4. Adjudication method (e.g., 2+1, 3+1, none) for the test set:

• Not applicable. Adjudication methods like 2+1 or 3+1 are used for resolving disagreements in expert labeling or diagnoses, which is not relevant to non-clinical device testing.

5. If a multi-reader multi-case (MRMC) comparative effectiveness study was done, If so, what was the effect size of how much human readers improve with AI vs without AI assistance:

• No. An MRMC study was not done. This device is not an AI-powered diagnostic tool, but a medical instrument (needle introducer set).

6. If a standalone (i.e., algorithm only without human-in-the-loop performance) was done:

• Not applicable. This is not an AI algorithm. The device performance is standalone (i.e., the physical device itself is tested), but in a non-clinical context.

7. The type of ground truth used (expert consensus, pathology, outcomes data, etc.):

• Non-clinical test standards and specifications.
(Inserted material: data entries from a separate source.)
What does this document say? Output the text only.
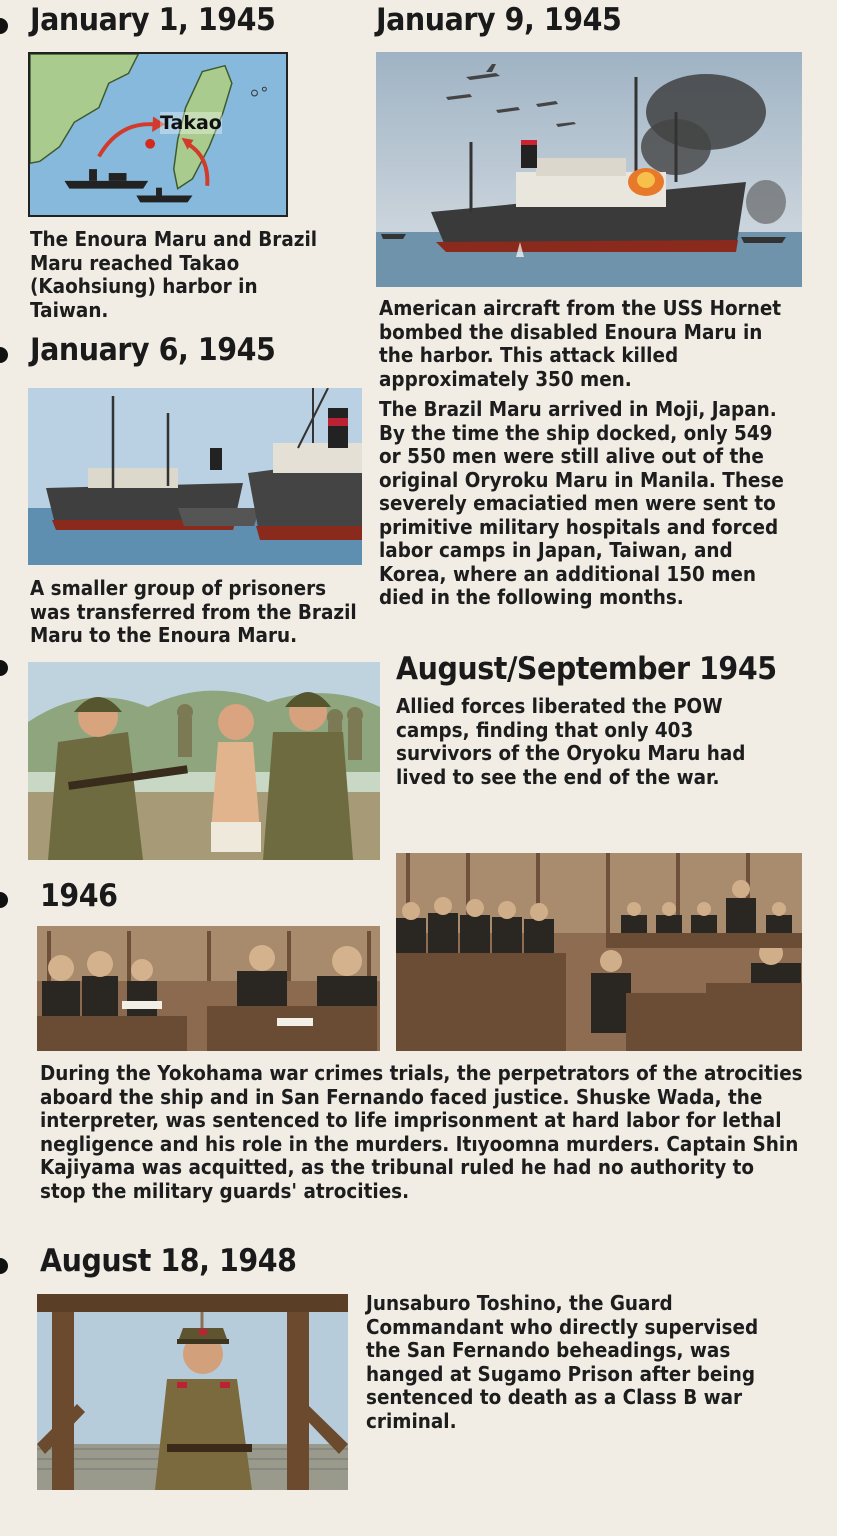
January 1, 1945
Takao

The Enoura Maru and Brazil Maru reached Takao (Kaohsiung) harbor in Taiwan.

January 9, 1945

American aircraft from the USS Hornet bombed the disabled Enoura Maru in the harbor. This attack killed approximately 350 men.

The Brazil Maru arrived in Moji, Japan. By the time the ship docked, only 549 or 550 men were still alive out of the original Oryroku Maru in Manila. These severely emaciatied men were sent to primitive military hospitals and forced labor camps in Japan, Taiwan, and Korea, where an additional 150 men died in the following months.

January 6, 1945

A smaller group of prisoners was transferred from the Brazil Maru to the Enoura Maru.

August/September 1945

Allied forces liberated the POW camps, finding that only 403 survivors of the Oryoku Maru had lived to see the end of the war.

1946

During the Yokohama war crimes trials, the perpetrators of the atrocities aboard the ship and in San Fernando faced justice. Shuske Wada, the interpreter, was sentenced to life imprisonment at hard labor for lethal negligence and his role in the murders. Itıyoomna murders. Captain Shin Kajiyama was acquitted, as the tribunal ruled he had no authority to stop the military guards' atrocities.

August 18, 1948

Junsaburo Toshino, the Guard Commandant who directly supervised the San Fernando beheadings, was hanged at Sugamo Prison after being sentenced to death as a Class B war criminal.
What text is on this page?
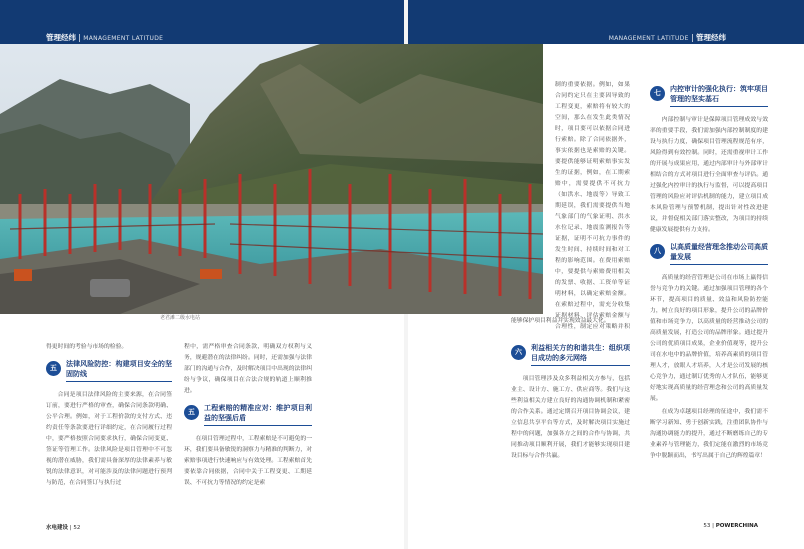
管理经纬 | MANAGEMENT LATITUDE	MANAGEMENT LATITUDE | 管理经纬
老君滩二级水电站

制的重要依据。例如，如果合同约定只在主要因导致的工程变更，索赔将有较大的空间，那么在发生此类情况时，项目要可以依据合同进行索赔。除了合同依据外，事实依据也是索赔的关键。要提供能够证明索赔事实发生的证据，例如，在工期索赔中，需要提供不可抗力（如洪水、地震等）导致工期延误，我们需要提供当地气象部门的气象证明、洪水水位记录、地震监测报告等证据，证明不可抗力事件的发生时间、持续时间和对工程的影响范围。在费用索赔中，要提供与索赔费用相关的发票、收据、工资单等证明材料，以确定索赔金额。在索赔过程中，需充分收集证据材料，评估索赔金额与合理性，制定应对策略并积

能够保护项目利益并实现效益最大化。

六	利益相关方的和谐共生：组织项目成功的多元网络

项目管理涉及众多利益相关方参与，包括业主、设计方、施工方、供应商等。我们与这些利益相关方建立良好的沟通协调机制和紧密的合作关系。通过定期召开项目协调会议，建立信息共享平台等方式，及时解决项目实施过程中的问题，加强各方之间的合作与协调，共同推动项目顺利开展，我们才能够实现项目建设目标与合作共赢。

得更时间的考验与市场的检验。

五	法律风险防控：构建项目安全的坚固防线

合同是项目法律风险的主要来源，在合同签订前，要进行严格的审查，确保合同条款明确、公平合理。例如，对于工程价款的支付方式、违约责任等条款要进行详细约定，在合同履行过程中，要严格按照合同要求执行，确保合同变更、签证等管理工作。法律风险是项目管理中不可忽视的潜在威胁，我们需具备深厚的法律素养与敏锐的法律意识，对可能涉及的法律问题进行预判与防范，在合同签订与执行过

程中，需严格审查合同条款，明确双方权利与义务，规避潜在的法律纠纷。同时，还需加强与法律部门的沟通与合作，及时解决项目中出现的法律纠纷与争议，确保项目在合法合规的轨道上顺利推进。

五	工程索赔的精准应对：维护项目利益的坚强后盾

在项目管理过程中，工程索赔是不可避免的一环，我们要具备敏锐的洞察力与精准的判断力，对索赔事项进行快速响应与有效处理。工程索赔首先要依靠合同依据，合同中关于工程变更、工期延误、不可抗力等情况的约定是索

七	内控审计的强化执行：筑牢项目管理的坚实基石

内部控制与审计是保障项目管理成效与效率的重要手段，我们需加强内部控制制度的建设与执行力度，确保项目管理流程规范有序，风险得到有效控制。同时，还需重视审计工作的开展与成果应用，通过内部审计与外部审计相结合的方式对项目进行全面审查与评估。通过强化内控审计的执行与监督，可以提高项目管理的风险应对评估机制的能力，建立项目成本风险管理与预警机制，提出针对性改进建议，并督促相关部门落实整改，为项目的持续健康发展提供有力支持。

八	以高质量经营理念推动公司高质量发展

高质量的经营管理是公司在市场上赢得信誉与竞争力的关键。通过加强项目管理的各个环节，提高项目的质量、效益和风险防控能力，树立良好的项目形象，提升公司的品牌价值和市场竞争力，以高质量的经营推动公司的高质量发展，打造公司的品牌形象。通过提升公司的优质项目成果，企业价值观等，提升公司在水电中的品牌价值，培养高素质的项目管理人才，放眼人才培养，人才是公司发展的核心竞争力，通过制订优秀的人才队伍，能够更好地实现高质量的经营理念和公司的高质量发展。

在成为卓越项目经理的征途中，我们需不断学习新知、勇于创新实践，注重团队协作与沟通协调能力的提升，通过不断磨练自己的专业素养与管理能力，我们定能在激烈的市场竞争中脱颖而出，书写出属于自己的辉煌篇章！

水电建设 | 52	53 | POWERCHINA
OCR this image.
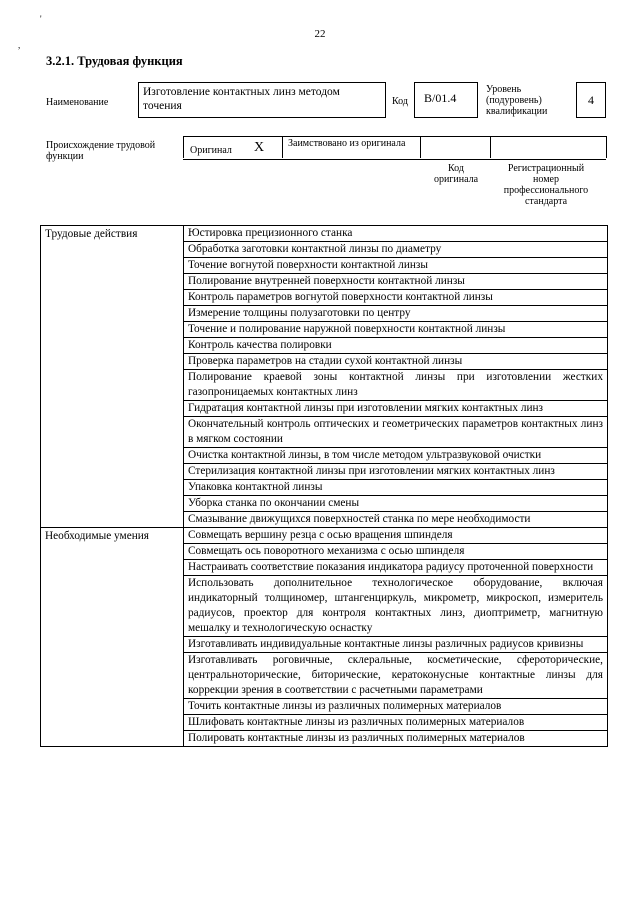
22
'
,
3.2.1. Трудовая функция
Наименование
Изготовление контактных линз методом точения	Код	B/01.4
Уровень (подуровень) квалификации
4
Происхождение трудовой функции
Оригинал X Заимствовано из оригинала
Код оригинала
Регистрационный номер профессионального стандарта
Трудовые действия	Юстировка прецизионного станка
	Обработка заготовки контактной линзы по диаметру
	Точение вогнутой поверхности контактной линзы
	Полирование внутренней поверхности контактной линзы
	Контроль параметров вогнутой поверхности контактной линзы
	Измерение толщины полузаготовки по центру
	Точение и полирование наружной поверхности контактной линзы
	Контроль качества полировки
	Проверка параметров на стадии сухой контактной линзы
	Полирование краевой зоны контактной линзы при изготовлении жестких газопроницаемых контактных линз
	Гидратация контактной линзы при изготовлении мягких контактных линз
	Окончательный контроль оптических и геометрических параметров контактных линз в мягком состоянии
	Очистка контактной линзы, в том числе методом ультразвуковой очистки
	Стерилизация контактной линзы при изготовлении мягких контактных линз
	Упаковка контактной линзы
	Уборка станка по окончании смены
	Смазывание движущихся поверхностей станка по мере необходимости
Необходимые умения	Совмещать вершину резца с осью вращения шпинделя
	Совмещать ось поворотного механизма с осью шпинделя
	Настраивать соответствие показания индикатора радиусу проточенной поверхности
	Использовать дополнительное технологическое оборудование, включая индикаторный толщиномер, штангенциркуль, микрометр, микроскоп, измеритель радиусов, проектор для контроля контактных линз, диоптриметр, магнитную мешалку и технологическую оснастку
	Изготавливать индивидуальные контактные линзы различных радиусов кривизны
	Изготавливать роговичные, склеральные, косметические, сфероторические, центральноторические, биторические, кератоконусные контактные линзы для коррекции зрения в соответствии с расчетными параметрами
	Точить контактные линзы из различных полимерных материалов
	Шлифовать контактные линзы из различных полимерных материалов
	Полировать контактные линзы из различных полимерных материалов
The "ground truth" for these tests are the pre-defined pass/fail criteria established by international standards (e.g., ISO 10993-1 for biocompatibility, ISO 23908 for sharps injury protection) and internal engineering specifications, based on physical and chemical properties and functional requirements of the device.

8. The sample size for the training set:

• Not applicable. This is not an AI device, so there is no training set in this context.

9. How the ground truth for the training set was established:

• Not applicable. As above, there is no training set.

Summary Statement regarding the study:

The study proving the device meets its "acceptance criteria" is a series of non-clinical performance and biological evaluations. As stated in the "CONCLUSION OF SAFETY AND EFFECTIVENESS" section: "The successful completion of performance tests; compliance to biological standard ISO 10993-1; and comparison of similarities and differences with predicate device; demonstrate that the Summit Access MicroTaper Needle Introducer Set is as safe, as effective, and performs as well as or better than the legally marketed predicate device NMI Coaxial Microintroducer Set."

The document also explicitly states: "No clinical studies were performed to demonstrate substantial equivalence." (Page 7). This confirms that the evidence presented is based entirely on non-clinical testing and comparison to a predicate device, rather than patient data or trials.